Я ее никогда не забуду, эту воровку. Много лет спустя я наблюдал в универмаге за другой воровкой, молодой женщиной умопомрачительной красоты, которая ловко заставляла исчезать в карманах манто одни лишь блестящие побрякушки. В полном замешательстве из-за своих приятных ощущений от происходящего, я следовал за ней в ее отважном набеге по всем этажам. И только постепенно до меня дошло, что в этой женщине я вижу мстительницу за ту воровку, которую отправили в тюрьму. Когда я увидел, что к ней крадущимся шагом приближается мужчина, я поспешил к ней и шепнул: «Cuidado!».[88] Ее присутствие духа лишило меня дара речи. «Vem, amor»,[89] — нежно проворковала она и склонила головку мне на плечо. Когда мы вышли на улицу, она пристально посмотрела на меня, и теперь ее взгляд был испуганным в противоречие с непринужденным и хладнокровным действием.
— Почему? — Ветер взъерошил ее роскошную гриву, и прядь волос закрыла ее глаза. Я убрал прядь со лба.
— Это долгая история, — сказал я. — Но если короче, мне нравятся воровки. Особенно если я знаю, как их зовут.
Она вытянула губы и на мгновение задумалась.
— Диамантина Эсмералда Эрмелинда.
Она улыбнулась, одарила меня поцелуем в губы и исчезла за углом. За обедом я сидел напротив вас с чувством триумфа и милости победителя. В этот момент все воровки мира насмехались над всеми в мире кодексами.
Ваши кодексы. Сколько себя помню, тяжелые одинаковые тома в черной коже внушали мне почтение, благоговейное почтение. Это были книги, не похожие на другие, а то, что в них было напечатано, имело совсем другой ранг и достоинство.
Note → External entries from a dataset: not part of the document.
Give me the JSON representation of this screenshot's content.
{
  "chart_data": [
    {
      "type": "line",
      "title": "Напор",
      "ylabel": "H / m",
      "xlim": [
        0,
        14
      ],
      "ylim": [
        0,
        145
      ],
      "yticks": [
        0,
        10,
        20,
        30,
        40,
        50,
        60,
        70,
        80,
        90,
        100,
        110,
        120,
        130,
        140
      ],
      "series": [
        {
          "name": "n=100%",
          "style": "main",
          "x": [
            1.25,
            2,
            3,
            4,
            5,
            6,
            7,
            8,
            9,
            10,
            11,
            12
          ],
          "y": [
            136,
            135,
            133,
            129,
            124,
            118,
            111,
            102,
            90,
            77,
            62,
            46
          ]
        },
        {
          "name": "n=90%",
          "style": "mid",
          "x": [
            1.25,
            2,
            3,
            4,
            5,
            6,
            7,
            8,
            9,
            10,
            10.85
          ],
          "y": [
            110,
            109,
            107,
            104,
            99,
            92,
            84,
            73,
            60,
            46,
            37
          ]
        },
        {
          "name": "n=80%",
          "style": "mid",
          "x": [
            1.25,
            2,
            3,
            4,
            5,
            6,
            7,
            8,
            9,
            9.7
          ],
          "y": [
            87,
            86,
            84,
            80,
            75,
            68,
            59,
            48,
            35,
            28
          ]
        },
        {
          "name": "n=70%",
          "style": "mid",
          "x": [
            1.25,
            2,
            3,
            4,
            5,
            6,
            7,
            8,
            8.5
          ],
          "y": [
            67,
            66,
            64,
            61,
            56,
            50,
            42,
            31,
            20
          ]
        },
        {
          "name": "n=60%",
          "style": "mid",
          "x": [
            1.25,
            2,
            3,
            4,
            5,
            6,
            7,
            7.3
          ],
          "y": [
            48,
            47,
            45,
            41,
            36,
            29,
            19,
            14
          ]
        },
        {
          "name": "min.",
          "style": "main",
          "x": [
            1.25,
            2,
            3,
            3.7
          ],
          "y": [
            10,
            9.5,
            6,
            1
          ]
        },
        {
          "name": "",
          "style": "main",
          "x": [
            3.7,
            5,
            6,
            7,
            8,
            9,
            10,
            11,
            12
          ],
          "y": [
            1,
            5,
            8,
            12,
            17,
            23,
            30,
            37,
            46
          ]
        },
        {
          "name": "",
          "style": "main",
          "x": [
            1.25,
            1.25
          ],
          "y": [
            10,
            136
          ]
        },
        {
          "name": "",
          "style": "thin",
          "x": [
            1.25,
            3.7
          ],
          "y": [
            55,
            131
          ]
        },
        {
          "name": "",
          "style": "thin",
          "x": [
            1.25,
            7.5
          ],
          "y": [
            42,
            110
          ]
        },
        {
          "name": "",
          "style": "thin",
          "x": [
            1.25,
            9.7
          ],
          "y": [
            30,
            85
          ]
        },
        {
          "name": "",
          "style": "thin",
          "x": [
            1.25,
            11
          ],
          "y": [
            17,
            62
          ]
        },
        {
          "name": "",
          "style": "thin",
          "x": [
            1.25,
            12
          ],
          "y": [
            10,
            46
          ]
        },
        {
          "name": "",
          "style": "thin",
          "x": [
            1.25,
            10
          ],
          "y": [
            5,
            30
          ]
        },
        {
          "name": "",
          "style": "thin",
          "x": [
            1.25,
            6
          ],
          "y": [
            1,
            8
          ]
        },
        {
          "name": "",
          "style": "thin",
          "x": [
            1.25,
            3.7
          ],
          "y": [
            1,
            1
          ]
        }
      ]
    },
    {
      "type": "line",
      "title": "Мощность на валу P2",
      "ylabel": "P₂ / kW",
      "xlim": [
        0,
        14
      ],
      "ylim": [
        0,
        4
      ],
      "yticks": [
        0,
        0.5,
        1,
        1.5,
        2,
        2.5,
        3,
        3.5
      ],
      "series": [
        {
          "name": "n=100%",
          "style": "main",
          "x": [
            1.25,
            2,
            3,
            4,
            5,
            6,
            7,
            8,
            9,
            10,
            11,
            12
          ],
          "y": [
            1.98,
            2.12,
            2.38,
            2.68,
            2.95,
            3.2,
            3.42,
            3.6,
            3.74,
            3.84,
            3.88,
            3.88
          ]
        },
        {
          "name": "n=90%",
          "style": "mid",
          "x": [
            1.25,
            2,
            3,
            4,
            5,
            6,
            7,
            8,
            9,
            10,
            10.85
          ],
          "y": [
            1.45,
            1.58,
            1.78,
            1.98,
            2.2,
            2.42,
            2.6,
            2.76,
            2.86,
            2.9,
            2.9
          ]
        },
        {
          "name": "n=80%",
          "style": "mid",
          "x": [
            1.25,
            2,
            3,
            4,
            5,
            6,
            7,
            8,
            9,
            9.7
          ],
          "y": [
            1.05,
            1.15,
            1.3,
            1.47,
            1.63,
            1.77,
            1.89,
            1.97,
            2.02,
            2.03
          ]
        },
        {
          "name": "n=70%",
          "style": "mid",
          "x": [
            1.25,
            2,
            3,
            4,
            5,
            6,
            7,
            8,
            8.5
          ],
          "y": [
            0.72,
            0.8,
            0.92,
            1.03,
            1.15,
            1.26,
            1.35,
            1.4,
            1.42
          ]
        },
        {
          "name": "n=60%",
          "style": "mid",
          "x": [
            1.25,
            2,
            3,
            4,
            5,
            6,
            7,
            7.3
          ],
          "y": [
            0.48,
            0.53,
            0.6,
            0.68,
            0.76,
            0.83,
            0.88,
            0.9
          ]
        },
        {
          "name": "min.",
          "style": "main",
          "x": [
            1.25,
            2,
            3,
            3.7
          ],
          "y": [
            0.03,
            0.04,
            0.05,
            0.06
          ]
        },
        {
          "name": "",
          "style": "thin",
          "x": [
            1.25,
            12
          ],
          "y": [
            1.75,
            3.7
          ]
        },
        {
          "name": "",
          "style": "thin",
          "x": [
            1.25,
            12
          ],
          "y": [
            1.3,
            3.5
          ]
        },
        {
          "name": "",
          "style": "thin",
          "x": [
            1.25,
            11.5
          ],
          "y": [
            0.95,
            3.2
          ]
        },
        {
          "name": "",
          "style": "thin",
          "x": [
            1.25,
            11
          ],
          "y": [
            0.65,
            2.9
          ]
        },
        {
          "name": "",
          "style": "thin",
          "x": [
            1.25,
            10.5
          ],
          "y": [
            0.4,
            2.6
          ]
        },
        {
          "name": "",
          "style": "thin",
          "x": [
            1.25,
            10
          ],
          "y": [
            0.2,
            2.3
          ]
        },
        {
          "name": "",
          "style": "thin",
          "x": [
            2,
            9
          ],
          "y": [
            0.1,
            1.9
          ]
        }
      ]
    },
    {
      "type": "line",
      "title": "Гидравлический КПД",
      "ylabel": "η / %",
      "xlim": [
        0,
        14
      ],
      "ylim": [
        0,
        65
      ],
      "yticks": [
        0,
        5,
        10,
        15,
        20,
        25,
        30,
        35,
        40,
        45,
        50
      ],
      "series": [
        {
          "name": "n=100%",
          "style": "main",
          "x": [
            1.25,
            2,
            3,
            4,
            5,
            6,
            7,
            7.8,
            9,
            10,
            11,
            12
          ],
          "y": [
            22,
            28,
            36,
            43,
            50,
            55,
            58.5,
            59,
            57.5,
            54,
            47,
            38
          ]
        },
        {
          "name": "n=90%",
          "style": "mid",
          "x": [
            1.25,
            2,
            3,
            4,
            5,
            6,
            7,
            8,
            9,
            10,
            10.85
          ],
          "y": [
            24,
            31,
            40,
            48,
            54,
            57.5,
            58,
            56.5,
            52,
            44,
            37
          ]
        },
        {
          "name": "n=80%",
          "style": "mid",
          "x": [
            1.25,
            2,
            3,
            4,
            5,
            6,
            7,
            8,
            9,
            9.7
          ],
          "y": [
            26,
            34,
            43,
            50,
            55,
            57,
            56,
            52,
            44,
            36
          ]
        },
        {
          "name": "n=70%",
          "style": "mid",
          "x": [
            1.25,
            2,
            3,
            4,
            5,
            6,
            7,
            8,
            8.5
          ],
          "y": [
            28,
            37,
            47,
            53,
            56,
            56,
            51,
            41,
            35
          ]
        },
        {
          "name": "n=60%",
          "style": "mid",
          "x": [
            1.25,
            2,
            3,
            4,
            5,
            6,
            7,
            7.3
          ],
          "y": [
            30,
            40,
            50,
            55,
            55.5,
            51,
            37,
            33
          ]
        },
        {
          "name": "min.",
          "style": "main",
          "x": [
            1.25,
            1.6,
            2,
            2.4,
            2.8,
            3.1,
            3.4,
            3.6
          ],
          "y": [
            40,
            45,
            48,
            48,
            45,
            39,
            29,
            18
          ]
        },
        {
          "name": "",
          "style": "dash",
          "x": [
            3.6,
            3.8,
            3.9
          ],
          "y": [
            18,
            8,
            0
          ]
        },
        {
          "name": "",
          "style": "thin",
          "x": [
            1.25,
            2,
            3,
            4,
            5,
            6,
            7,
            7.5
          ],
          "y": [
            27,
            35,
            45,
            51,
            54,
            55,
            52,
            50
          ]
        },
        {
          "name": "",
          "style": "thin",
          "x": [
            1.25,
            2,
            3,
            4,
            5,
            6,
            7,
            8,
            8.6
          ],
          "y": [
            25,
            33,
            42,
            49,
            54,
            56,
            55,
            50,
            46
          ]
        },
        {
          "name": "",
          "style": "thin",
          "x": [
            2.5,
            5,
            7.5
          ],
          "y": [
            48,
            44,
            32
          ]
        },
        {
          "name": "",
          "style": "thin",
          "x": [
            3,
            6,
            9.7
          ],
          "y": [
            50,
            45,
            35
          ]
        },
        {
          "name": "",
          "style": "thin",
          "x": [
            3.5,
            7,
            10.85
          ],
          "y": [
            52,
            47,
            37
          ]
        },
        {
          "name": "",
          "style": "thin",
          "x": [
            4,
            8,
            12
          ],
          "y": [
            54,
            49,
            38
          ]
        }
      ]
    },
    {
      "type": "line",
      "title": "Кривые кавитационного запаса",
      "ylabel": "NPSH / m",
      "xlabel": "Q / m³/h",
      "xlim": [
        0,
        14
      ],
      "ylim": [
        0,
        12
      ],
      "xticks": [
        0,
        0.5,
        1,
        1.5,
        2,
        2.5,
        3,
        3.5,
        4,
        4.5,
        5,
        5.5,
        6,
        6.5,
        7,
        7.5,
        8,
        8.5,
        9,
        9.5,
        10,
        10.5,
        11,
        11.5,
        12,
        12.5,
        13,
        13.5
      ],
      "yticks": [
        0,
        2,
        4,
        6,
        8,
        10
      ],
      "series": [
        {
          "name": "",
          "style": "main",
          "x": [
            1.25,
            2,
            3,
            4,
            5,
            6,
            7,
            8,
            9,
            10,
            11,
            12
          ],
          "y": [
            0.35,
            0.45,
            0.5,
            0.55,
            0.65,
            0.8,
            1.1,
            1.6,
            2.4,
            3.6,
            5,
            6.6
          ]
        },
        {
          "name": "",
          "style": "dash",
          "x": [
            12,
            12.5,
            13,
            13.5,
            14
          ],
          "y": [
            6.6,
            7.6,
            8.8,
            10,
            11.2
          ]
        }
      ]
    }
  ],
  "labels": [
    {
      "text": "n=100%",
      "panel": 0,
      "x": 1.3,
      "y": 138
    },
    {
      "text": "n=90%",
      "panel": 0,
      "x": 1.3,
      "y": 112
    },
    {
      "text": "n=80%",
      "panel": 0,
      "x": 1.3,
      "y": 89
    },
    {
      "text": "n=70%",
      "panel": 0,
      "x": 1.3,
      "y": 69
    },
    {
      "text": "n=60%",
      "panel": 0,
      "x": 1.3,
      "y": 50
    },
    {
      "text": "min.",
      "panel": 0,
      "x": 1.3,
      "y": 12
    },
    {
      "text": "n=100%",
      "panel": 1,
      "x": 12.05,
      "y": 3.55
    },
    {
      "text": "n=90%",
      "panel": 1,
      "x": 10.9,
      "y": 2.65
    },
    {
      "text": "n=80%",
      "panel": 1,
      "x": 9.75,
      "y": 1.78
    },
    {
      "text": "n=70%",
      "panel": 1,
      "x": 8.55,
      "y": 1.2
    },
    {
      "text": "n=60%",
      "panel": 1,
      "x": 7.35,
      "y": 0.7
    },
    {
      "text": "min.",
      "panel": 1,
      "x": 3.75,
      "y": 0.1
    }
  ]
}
Они так далеки от всего обыденного, что мне было странно видеть в них португальские слова, пусть и громоздкие, вычурные, витиеватые — мне казалось, они придуманы под другой, холодной звездой. Их необычность и чуждость еще больше определял острый запах пыли, идущий от полки, он навевал мне туманную мысль, что этот запах принадлежит самой сущности этих книг, что никто никогда не снимал их с полки, и величавый смысл содержания помнят только они.